Incredible open space is what you sense in this area. The mountains - some rugged, some rounded, surround the vast playa. That’s a dry (mostly), alkali lake bed. It seems to bring out the big kids toys. Drive fast cars. Launch big rockets. Dance around the Burning Man. Yet many others are content to just feel the space by just sitting outside their RV or hiking hidden canyons.
I started by loading my modest pickup with the tool box and a kit filled with vital vehicular fluids and tire fixing stuff. Took water for both the truck and me. Then off to Reno to lose money! Gambling doesn't interest me but I can’t resist the Patagonia warehouse outlet next to the river.
The last stop was Gerlach. This water stop along the railroad boasts five bars but no stores to buy groceries. Had a fine lunch at Bruno’s. Driving across the playa is like setting sail. You can just set a course by compass or GPS, and off you go. After a while, that idea didn’t seem so good. The lake bed was dusty on top but getting a little mushy underneath. Warning lights and buzzers were going off in my brain - but you can't stop! So I veered north to find a track that was heading to Double Hot Springs.
This was a rest stop for emigrants on the Applegate Trail. They recounted how they had boiled their beans and laundry with the steaming water. I’d passed by Double Hot a year ago on a wonderful Desert Survivors trip to the Black Rock Range. Desert Survivors is a conservation and outing group (www.desert-survivors.org). I camped a little away from, but within walking distance of the springs.
It was still dark, when I got up. The route seemed straightforward. Go south about 5 kilometers to Casey Hot Spring, then head east. The dirt road looked passable for my vehicle. But I decided that walking would be pleasant. It really was. The morning light and the bird song kept me entranced. I passed several springs but after about an hour I came to Casey.
Oops, another idea gone wrong - Walking directly into the rising sun! Well it did not last long. Away from the grassy spring, then swishing through sage. Finally it was an rocky open area with little vegetation.
The location is in the upper edge of a band that is between the playa and the Black Rock Range.
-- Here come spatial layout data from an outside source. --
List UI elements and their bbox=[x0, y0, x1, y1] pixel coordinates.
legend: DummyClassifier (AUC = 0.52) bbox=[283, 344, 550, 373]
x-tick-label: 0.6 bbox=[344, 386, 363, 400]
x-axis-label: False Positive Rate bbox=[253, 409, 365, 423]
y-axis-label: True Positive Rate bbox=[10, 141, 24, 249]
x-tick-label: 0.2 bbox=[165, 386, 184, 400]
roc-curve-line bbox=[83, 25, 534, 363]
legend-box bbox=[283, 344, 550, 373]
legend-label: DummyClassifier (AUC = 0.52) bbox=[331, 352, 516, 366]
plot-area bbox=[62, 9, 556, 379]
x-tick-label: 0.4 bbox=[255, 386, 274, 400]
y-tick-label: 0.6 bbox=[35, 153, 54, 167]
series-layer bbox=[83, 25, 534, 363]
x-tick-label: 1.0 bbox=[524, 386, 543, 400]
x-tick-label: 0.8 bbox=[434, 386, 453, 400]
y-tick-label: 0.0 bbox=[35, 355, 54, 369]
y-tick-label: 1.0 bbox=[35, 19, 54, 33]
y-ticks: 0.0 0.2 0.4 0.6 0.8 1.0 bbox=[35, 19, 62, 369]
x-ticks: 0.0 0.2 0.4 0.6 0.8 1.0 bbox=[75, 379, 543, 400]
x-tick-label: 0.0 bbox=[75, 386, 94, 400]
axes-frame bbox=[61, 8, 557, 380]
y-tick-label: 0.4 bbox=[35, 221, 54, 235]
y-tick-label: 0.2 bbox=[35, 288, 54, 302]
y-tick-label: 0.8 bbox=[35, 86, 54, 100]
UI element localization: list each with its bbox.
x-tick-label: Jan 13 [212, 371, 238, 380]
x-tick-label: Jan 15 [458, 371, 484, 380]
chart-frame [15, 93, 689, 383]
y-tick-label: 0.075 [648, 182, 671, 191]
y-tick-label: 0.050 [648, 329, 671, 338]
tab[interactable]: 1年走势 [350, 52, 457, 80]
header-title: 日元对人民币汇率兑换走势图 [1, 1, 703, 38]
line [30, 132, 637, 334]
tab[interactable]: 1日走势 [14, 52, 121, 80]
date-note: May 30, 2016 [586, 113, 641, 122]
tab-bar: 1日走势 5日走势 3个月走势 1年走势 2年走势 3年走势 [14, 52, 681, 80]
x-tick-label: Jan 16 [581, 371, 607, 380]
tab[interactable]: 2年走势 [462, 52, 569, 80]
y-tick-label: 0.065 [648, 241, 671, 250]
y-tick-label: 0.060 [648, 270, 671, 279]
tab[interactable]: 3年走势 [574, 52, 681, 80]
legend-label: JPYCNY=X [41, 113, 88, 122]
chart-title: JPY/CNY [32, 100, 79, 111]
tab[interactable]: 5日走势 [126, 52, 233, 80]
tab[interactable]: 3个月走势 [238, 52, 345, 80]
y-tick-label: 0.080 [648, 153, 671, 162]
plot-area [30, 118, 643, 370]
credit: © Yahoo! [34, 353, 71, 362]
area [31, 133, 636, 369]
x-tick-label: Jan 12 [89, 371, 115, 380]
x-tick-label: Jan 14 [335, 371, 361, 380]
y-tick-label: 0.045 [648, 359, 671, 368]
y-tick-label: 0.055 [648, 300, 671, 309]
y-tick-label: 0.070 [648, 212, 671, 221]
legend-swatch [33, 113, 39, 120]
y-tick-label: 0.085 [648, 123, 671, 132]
This the home of pronghorn "antelope." They must compete with cattle for the grasses and shrubs. Big horn sheep live above, in those mountains, along with herds of wild horses. Most of the area that I could see came under a measure of protection just last Fall by an act of Congress. It’s called the Black Desert - High Rock Canyon Emigrant Trails National Conservation Area Act. What a mouthful. It was apparent that I was not the first to visit this site. People had been at work nearby, setting up markers made from white drainage pipe. A mining clam? Then I thought they were forming an X at the degree confluence! Maybe a little discrepancy based on a different datum? But then I saw some that weren't in alignment. Well, it’s a question for the friendly BLM ranger.
The highlight of the hike back was watching a coyote trotting through some tall grass.
maps - USGS 1:100,000 metric "Gerlach" and "High Rock Canyon"; Topozone 1:25,000
instruments - Garmin "eTrex" and a Trimble "Scout" brought out of retirement.
Nevada info - Friends of Nevada Wilderness (www.nevadawilderness.org)
Facilities in Gerlach: pay phone (no cell coverage), motel, fuel, meals, pottery sales at Planet X, T shirts at Bruno’s.